Why Git stops instead of guessing
Git can combine independent changes automatically. But if two commits edited the same part of a file in different ways, there is no objective automatic choice. Imagine one teammate wants by priority, another wants by due date in the same line. Git shows both and asks you to decide.
Producing one real conflict in the sample project
From main, create docs/ordering.txt in your editor.

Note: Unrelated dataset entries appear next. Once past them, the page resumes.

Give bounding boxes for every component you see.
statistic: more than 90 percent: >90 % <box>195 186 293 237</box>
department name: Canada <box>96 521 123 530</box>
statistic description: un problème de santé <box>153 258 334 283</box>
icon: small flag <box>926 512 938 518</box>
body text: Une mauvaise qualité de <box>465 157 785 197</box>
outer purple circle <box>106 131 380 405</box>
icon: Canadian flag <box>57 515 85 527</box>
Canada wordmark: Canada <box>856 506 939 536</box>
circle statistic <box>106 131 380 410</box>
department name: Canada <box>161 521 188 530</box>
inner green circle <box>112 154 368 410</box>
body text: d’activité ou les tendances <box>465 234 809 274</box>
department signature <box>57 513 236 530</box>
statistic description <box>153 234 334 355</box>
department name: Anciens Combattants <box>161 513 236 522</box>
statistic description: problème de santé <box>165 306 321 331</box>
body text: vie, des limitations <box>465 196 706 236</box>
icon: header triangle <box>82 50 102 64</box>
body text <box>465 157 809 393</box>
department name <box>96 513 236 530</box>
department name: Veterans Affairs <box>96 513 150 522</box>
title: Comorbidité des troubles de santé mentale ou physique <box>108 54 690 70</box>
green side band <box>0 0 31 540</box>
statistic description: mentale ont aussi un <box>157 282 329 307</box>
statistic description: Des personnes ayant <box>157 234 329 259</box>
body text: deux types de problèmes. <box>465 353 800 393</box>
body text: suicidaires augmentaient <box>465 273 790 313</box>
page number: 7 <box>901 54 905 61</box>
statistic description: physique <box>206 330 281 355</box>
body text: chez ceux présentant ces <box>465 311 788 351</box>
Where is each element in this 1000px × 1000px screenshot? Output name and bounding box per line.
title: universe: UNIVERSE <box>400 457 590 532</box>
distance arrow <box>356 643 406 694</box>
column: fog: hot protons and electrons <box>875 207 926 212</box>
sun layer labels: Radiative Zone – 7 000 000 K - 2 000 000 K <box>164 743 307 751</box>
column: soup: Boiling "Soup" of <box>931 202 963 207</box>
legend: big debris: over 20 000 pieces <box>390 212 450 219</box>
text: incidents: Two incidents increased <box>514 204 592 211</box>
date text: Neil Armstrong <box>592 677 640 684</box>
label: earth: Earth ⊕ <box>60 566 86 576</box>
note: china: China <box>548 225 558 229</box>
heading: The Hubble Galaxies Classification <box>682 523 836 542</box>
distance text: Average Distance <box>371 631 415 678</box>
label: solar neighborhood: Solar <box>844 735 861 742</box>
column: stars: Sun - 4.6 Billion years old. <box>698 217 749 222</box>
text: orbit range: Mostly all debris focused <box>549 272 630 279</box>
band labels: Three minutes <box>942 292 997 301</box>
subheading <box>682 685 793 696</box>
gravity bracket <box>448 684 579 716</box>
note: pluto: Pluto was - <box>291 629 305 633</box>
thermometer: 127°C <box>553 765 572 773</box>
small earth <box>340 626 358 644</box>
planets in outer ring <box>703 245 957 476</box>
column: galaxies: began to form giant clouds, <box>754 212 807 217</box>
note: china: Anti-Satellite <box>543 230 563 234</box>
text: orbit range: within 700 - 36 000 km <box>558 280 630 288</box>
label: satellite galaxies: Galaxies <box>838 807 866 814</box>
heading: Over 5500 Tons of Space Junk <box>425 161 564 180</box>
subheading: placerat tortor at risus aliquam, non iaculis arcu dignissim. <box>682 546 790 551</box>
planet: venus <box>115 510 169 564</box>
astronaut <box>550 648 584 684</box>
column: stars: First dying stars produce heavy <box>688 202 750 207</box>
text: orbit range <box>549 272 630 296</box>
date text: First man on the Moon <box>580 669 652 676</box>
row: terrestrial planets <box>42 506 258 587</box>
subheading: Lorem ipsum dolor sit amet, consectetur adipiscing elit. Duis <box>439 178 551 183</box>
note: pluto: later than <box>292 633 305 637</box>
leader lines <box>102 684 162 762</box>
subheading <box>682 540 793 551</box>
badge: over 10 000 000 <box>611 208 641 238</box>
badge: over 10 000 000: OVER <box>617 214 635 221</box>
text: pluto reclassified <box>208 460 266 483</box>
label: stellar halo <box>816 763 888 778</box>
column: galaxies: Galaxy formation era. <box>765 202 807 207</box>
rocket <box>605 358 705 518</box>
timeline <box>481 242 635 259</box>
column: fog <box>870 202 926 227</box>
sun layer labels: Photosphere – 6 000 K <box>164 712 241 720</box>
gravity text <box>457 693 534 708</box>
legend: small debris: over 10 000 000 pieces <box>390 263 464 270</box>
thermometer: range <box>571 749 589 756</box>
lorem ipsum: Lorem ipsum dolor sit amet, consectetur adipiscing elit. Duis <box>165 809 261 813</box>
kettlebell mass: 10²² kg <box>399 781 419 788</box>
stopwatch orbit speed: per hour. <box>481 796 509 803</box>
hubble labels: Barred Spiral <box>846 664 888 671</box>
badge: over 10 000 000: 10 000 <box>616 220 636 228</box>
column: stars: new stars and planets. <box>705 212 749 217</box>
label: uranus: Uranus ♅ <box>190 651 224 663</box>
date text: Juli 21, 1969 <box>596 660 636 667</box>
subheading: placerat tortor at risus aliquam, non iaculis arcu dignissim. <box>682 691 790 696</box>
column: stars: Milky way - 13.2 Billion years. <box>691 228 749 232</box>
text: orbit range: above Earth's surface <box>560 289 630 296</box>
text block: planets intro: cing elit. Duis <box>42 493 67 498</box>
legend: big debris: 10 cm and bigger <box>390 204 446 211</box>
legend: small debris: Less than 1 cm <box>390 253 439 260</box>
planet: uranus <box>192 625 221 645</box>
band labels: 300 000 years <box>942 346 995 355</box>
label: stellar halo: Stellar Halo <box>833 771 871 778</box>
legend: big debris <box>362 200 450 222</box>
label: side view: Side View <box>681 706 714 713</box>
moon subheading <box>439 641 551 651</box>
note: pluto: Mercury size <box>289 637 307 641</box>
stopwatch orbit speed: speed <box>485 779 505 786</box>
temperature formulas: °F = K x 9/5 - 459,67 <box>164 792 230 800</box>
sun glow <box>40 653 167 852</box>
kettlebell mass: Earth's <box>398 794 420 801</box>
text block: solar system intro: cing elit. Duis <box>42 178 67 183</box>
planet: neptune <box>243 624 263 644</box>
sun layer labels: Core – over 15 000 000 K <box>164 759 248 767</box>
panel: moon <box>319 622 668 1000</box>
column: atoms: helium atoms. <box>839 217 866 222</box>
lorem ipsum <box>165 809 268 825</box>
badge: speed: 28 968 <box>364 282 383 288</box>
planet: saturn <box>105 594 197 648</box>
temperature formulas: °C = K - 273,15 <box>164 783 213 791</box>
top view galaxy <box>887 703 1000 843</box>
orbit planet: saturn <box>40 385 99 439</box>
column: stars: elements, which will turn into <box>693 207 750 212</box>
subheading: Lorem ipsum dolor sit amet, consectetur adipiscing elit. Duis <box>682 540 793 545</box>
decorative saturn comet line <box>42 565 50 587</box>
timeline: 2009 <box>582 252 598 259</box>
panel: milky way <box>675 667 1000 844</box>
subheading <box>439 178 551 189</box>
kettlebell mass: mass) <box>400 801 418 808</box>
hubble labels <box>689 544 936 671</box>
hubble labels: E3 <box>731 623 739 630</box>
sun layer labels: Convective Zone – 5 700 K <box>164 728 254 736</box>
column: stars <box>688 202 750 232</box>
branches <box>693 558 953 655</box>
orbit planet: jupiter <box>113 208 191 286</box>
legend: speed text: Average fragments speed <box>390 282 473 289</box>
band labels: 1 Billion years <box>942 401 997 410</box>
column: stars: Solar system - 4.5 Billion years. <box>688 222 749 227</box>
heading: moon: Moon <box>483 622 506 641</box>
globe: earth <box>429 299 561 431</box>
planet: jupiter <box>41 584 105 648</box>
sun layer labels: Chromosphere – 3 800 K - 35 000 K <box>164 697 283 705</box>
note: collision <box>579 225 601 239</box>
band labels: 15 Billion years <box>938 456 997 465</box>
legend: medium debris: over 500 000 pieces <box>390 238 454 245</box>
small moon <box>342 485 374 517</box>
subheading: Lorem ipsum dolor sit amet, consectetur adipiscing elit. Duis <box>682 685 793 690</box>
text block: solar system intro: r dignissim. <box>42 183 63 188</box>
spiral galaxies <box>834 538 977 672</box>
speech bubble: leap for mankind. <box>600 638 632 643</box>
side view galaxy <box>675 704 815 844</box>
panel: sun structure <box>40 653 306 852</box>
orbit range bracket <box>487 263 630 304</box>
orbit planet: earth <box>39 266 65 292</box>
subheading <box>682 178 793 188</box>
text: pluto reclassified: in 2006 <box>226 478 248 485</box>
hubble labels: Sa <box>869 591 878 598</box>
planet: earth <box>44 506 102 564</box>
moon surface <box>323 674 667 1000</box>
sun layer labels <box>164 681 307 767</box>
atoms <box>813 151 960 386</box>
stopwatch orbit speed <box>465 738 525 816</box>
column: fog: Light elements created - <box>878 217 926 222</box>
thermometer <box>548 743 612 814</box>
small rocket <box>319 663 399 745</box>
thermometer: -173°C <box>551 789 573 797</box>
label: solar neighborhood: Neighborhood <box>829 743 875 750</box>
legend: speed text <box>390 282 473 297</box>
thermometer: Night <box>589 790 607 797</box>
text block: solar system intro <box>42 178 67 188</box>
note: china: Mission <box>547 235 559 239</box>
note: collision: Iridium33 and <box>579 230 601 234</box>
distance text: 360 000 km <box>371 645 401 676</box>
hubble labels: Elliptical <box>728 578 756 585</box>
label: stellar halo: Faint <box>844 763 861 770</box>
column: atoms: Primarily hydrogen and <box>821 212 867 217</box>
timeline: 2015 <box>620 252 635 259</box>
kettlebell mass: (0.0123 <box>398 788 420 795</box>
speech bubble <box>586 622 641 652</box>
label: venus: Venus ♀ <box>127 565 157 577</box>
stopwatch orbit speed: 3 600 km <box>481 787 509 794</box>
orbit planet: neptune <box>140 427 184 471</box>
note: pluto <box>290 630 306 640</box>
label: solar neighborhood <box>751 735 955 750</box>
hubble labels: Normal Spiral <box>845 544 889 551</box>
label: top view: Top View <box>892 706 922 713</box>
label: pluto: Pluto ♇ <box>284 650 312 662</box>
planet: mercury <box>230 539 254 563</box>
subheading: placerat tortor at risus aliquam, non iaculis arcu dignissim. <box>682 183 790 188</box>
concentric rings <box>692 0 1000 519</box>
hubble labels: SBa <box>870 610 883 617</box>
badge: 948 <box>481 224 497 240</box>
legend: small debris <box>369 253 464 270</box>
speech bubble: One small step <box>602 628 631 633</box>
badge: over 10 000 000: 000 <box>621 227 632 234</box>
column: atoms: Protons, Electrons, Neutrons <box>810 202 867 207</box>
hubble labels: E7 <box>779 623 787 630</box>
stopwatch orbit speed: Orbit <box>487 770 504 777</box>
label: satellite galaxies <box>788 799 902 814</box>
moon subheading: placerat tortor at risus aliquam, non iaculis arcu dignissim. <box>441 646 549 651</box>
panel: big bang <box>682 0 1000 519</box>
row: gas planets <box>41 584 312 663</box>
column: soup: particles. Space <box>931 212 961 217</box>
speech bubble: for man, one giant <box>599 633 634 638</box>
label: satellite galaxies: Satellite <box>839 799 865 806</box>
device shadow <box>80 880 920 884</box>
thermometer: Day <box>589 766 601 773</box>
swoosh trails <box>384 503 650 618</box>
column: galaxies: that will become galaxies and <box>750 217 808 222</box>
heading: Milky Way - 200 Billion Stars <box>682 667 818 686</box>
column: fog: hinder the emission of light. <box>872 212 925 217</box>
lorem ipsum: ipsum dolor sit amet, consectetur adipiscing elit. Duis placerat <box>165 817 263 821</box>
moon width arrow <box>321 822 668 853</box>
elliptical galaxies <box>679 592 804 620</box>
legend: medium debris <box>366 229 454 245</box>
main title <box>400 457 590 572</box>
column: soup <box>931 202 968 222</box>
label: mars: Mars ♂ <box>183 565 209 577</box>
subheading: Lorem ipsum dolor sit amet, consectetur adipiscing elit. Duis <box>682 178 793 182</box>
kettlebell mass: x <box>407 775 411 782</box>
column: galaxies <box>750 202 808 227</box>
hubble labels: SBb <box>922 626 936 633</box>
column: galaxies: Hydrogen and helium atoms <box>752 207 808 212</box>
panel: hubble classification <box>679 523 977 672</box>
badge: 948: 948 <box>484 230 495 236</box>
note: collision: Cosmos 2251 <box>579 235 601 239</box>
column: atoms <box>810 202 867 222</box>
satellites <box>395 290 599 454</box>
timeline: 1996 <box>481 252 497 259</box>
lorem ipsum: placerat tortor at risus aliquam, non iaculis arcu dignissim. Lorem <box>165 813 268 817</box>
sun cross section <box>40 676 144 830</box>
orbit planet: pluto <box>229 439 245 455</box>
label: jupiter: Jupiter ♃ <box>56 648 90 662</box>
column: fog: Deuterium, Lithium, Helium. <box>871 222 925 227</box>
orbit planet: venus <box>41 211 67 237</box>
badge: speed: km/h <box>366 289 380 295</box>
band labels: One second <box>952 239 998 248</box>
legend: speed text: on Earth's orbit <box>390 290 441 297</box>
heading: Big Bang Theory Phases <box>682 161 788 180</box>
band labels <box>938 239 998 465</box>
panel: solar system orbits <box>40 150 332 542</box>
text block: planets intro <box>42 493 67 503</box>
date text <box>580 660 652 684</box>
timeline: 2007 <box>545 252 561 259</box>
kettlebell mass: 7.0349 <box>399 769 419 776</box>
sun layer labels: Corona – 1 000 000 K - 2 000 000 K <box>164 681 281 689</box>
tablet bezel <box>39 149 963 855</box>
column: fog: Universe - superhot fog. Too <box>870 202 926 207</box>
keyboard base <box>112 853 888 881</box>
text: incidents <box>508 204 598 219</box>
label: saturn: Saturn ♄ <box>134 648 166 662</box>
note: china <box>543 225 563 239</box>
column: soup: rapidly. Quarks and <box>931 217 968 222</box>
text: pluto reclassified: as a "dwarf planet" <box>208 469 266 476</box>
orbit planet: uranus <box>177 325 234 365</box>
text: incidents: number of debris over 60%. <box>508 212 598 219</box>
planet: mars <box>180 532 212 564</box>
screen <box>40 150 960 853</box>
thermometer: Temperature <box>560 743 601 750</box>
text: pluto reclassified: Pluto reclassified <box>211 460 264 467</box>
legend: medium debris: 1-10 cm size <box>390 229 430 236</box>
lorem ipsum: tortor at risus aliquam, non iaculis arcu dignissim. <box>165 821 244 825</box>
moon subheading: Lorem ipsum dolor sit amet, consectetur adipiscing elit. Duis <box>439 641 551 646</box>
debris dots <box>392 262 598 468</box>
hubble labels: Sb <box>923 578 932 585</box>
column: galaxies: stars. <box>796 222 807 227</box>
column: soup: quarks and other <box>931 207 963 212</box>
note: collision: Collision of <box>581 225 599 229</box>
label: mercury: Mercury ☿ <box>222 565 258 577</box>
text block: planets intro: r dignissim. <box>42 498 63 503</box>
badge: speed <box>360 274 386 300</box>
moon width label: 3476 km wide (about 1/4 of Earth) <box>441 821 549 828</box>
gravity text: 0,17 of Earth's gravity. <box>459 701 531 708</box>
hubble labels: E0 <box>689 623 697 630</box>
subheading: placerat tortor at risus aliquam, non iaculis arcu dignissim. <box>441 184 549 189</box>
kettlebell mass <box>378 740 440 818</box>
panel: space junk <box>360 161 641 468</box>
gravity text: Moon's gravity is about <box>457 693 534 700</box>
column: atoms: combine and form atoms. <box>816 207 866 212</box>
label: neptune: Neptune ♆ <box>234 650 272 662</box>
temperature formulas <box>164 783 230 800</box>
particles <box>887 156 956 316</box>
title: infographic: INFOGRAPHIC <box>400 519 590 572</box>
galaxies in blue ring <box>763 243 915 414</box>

If the docs folder does not exist yet, create it through Finder, File Explorer, or your IDE. Put one line in the file:
Sort tasks by due date
Save the file and commit this baseline:
git switch main
git add docs/ordering.txt
git commit -m "docs: define initial ordering policy"
Create branch A. In docs/ordering.txt, replace the line with:
Sort tasks by priority then due date
Save and commit the branch A change:
git switch -c feature/ordering-priority
git add docs/ordering.txt
git commit -m "feature: update ordering by priority"
Return to main, create branch B, and change the same file differently:
git switch main
git switch -c fix/order-wording
In docs/ordering.txt, replace the line with:
Sort tasks by urgency then due date
Save and commit the branch B change:
git add docs/ordering.txt
git commit -m "fix: align wording with support docs"
Now try to merge branch A into main from main:
git switch main
git merge feature/ordering-priority
Git will mark docs/ordering.txt as conflicted.
Resolving by reading intent
Open the file with conflict markers:
<<<<<<< HEAD
Sort tasks by urgency then due date
=======
Sort tasks by priority then due date
>>>>>>> feature/ordering-priority
You keep the line that matches current product intent, for example:
Sort tasks by priority then due date
Then:
git add docs/ordering.txt
git commit
Practical rules
- Do not choose one side blindly if both are from valid contributors.
- Resolve with behavior first, style second.
- Run tests or at least smoke run after every conflict resolution.
| Conflict token | Meaning | What to do |
|---|---|---|
<<<<<<< HEAD | current branch content | Review the current baseline |
======= | separator | Compare versions and choose semantics |
>>>>>>> ... | incoming branch content | Merge manually and remove markers |
After resolution, the repository history remains valid and explicit.
Post-merge conflict routine
After resolving one conflict, write down the final decision in notes or PR description, and link it to a ticket or requirement. This avoids repeating the same debate on future changes in task-service.
A resolved conflict should be treated as technical debt payment: one commit now, cleaner branch history later.